At least while there remain alternatives, it would be difficult for the Prime Minister to argue that either exception applied where no primary legislation exists authorising or requiring a No-deal departure. Indeed, Parliament has made clear its opposition, about to be formalised in the Bill making its way through Parliament.

The Supreme Court in R (Miller and another) v Secretary of State for Exiting the European Union [2017] UKSC 5 examined some of the limits upon the Prime Minister’s exercise of his or her prerogative powers to withdraw from treaties.

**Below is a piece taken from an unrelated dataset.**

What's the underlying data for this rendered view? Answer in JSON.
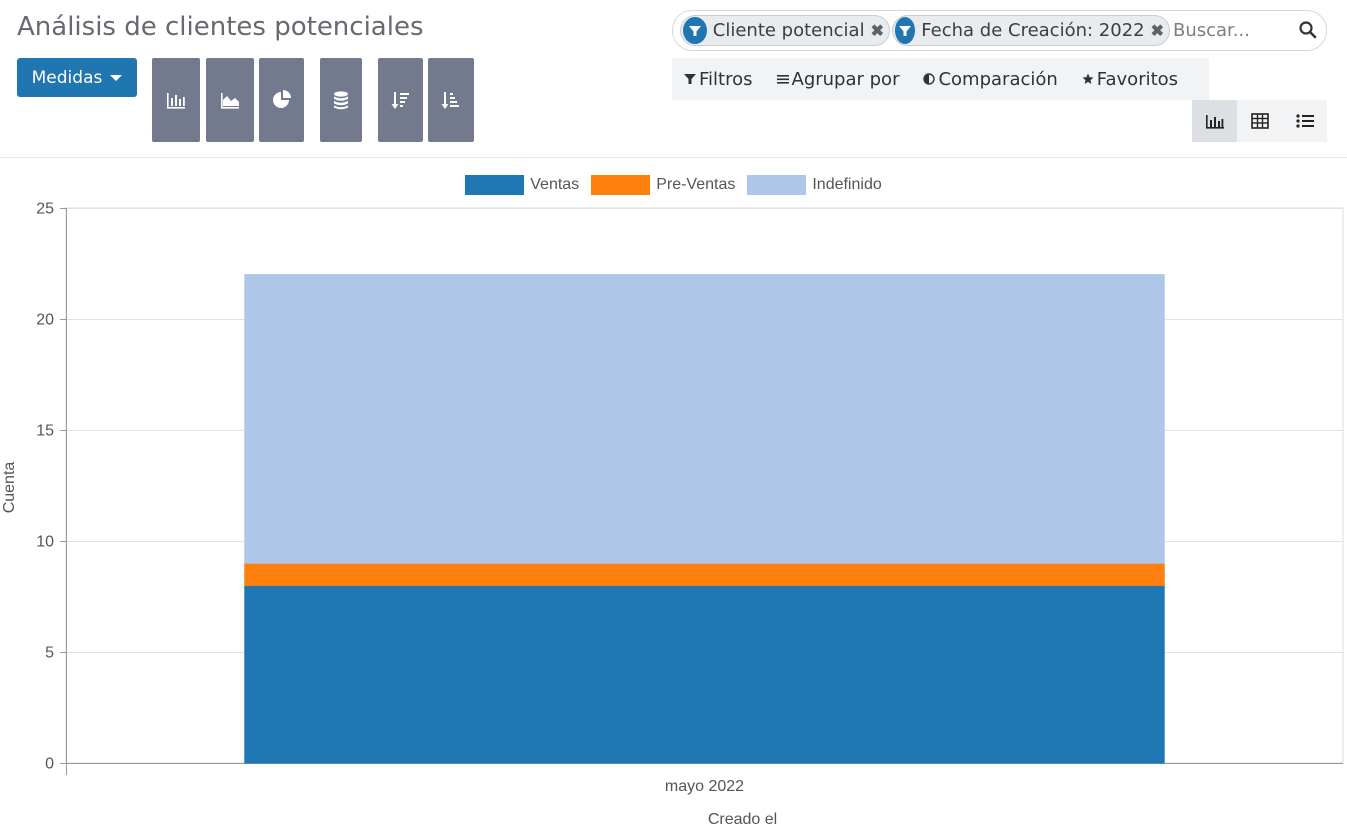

Such exercise must be “consistent with Parliamentary legislation”. It may be argued with some force that leaving the EU without a deal would at least be consistent with the European Union (Notification of Withdrawal) Act 2017, but if the argument above were accepted, it may not be consistent with the Human Rights Act.

Moreover, “ministers cannot frustrate the purpose of a statute or statutory provision, for example by emptying it of content or preventing its effectual operation” (para 51).

Much depends of course on just what the medical consequences of a No-deal Brexit would be. Any judicial review of a decision to leave the EU without a deal would have to consider whether the UK really did face a dysfunction in its healthcare system that would place lives at risk.

That might bring into sharp focus the full ramifications of the promise that we are leaving the EU on 31 October come what may, “do or die.”

Jim Duffy is a barrister at 1 Crown Office Row.

2 comments


  1. Judith Carter says:

    The EU courts do not have jurisdiction over human rights. The UK helped draft and signed up to the European Convention on Human rights in 1950. It is overseen by the European Court of Human rights which is in Strasbourg not Brussels. We remain members of the Council of Europe which is the body which broadly helps states implement their obligations under the Convention, along with several other states which are not EU member states.
    This is a common confusion and I think some people voted for Brexit hoping to ‘get rid’ of human rights obligations.
    The situation is more complicated than can be explained in a post like this one.

  2. A Layman says:

    If the United Kingdom leaves the EU with no agreement, what jurisdiction will the EHCR have?